UNITED KINGDOM

UK: Any student, any subject, anywhere

Mandy has been on a study trip to the Sistine chapel without going to Italy. Tina, while working as a full-time carer, has been taking a free university course in psychology on another continent. And Scott has recently secured a degree from an online university on the basis of learning, largely acquired at work. New web technologies are driving a revolution, not only in the way students consume and institutions deliver higher education, but in the very idea of what makes a university, writes Harriet Swain for The Guardian.

At its heart is a move to make universities' educational materials, from seminar notes to podcasts and videos of lectures, available free online. Massachusetts Institute of Technology has been doing this for nearly a decade. Almost 80% of its courses are now available free from its Opencourseware site. Others, from Oxford and Yale to local colleges, have followed suit. Thousands of hours of material are online for potential students, or educators looking for inspiration.

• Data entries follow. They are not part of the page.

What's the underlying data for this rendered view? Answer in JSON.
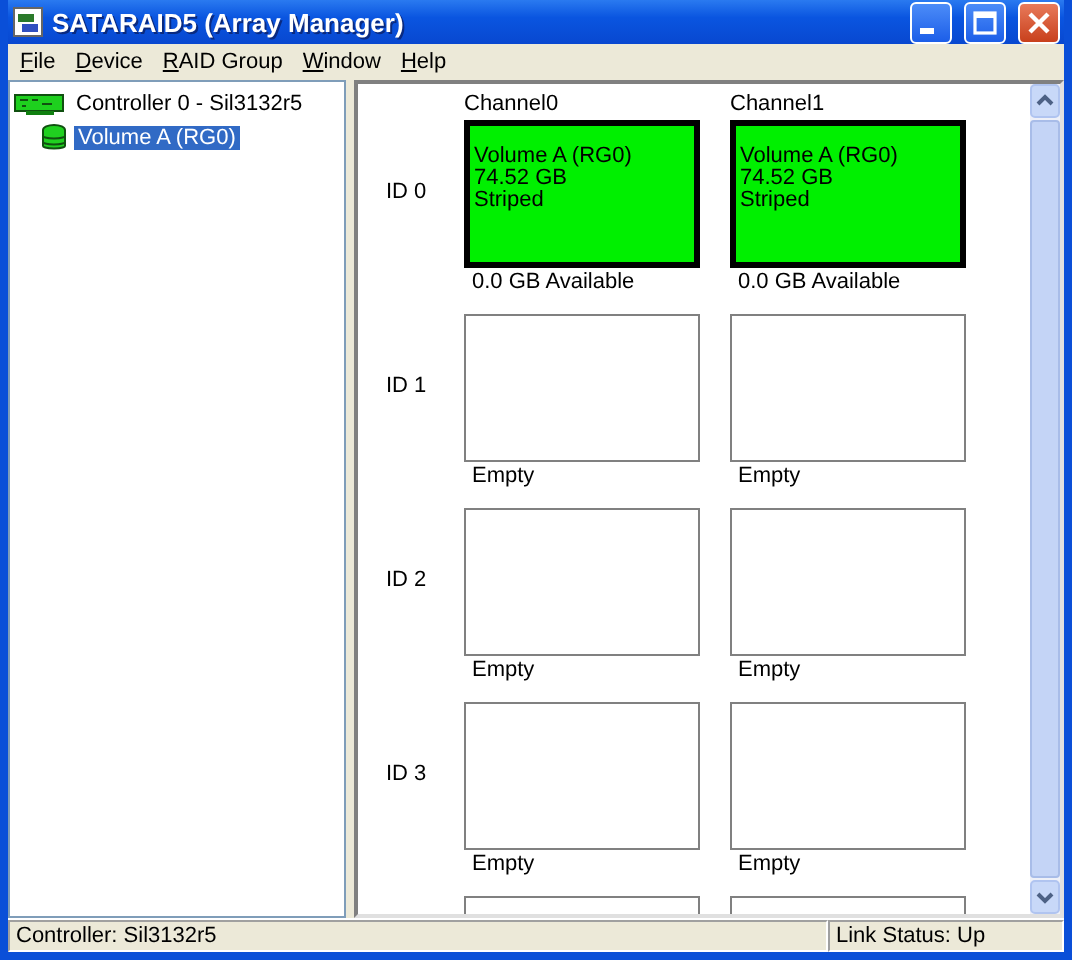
{
  "window": {
    "title": "SATARAID5 (Array Manager)"
  },
  "menu": [
    "File",
    "Device",
    "RAID Group",
    "Window",
    "Help"
  ],
  "tree": [
    {
      "label": "Controller 0 - Sil3132r5",
      "kind": "controller",
      "selected": false,
      "children": [
        {
          "label": "Volume A (RG0)",
          "kind": "volume",
          "selected": true
        }
      ]
    }
  ],
  "grid": {
    "channels": [
      "Channel0",
      "Channel1"
    ],
    "rows": [
      {
        "id": "ID 0",
        "cells": [
          {
            "kind": "volume",
            "lines": [
              "Volume A (RG0)",
              "74.52 GB",
              "Striped"
            ],
            "caption": "0.0 GB Available"
          },
          {
            "kind": "volume",
            "lines": [
              "Volume A (RG0)",
              "74.52 GB",
              "Striped"
            ],
            "caption": "0.0 GB Available"
          }
        ]
      },
      {
        "id": "ID 1",
        "cells": [
          {
            "kind": "empty",
            "caption": "Empty"
          },
          {
            "kind": "empty",
            "caption": "Empty"
          }
        ]
      },
      {
        "id": "ID 2",
        "cells": [
          {
            "kind": "empty",
            "caption": "Empty"
          },
          {
            "kind": "empty",
            "caption": "Empty"
          }
        ]
      },
      {
        "id": "ID 3",
        "cells": [
          {
            "kind": "empty",
            "caption": "Empty"
          },
          {
            "kind": "empty",
            "caption": "Empty"
          }
        ]
      },
      {
        "cells": [
          {
            "kind": "empty"
          },
          {
            "kind": "empty"
          }
        ]
      }
    ]
  },
  "status_bar": {
    "left": "Controller: Sil3132r5",
    "right": "Link Status: Up"
  }
}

But the quantity of this material is set to increase dramatically over the next few months as governments wake up to the opportunities that "open educational resources" offer in the global marketplace. Setting out his new framework for higher education last week, Lord Mandelson said the challenge for the next decade was "to offer a wider range of new study opportunities - part-time, work-based, foundation degrees and studying at home - to a greater range of people" and that universities should seek partnerships with the private sector to provide online education abroad.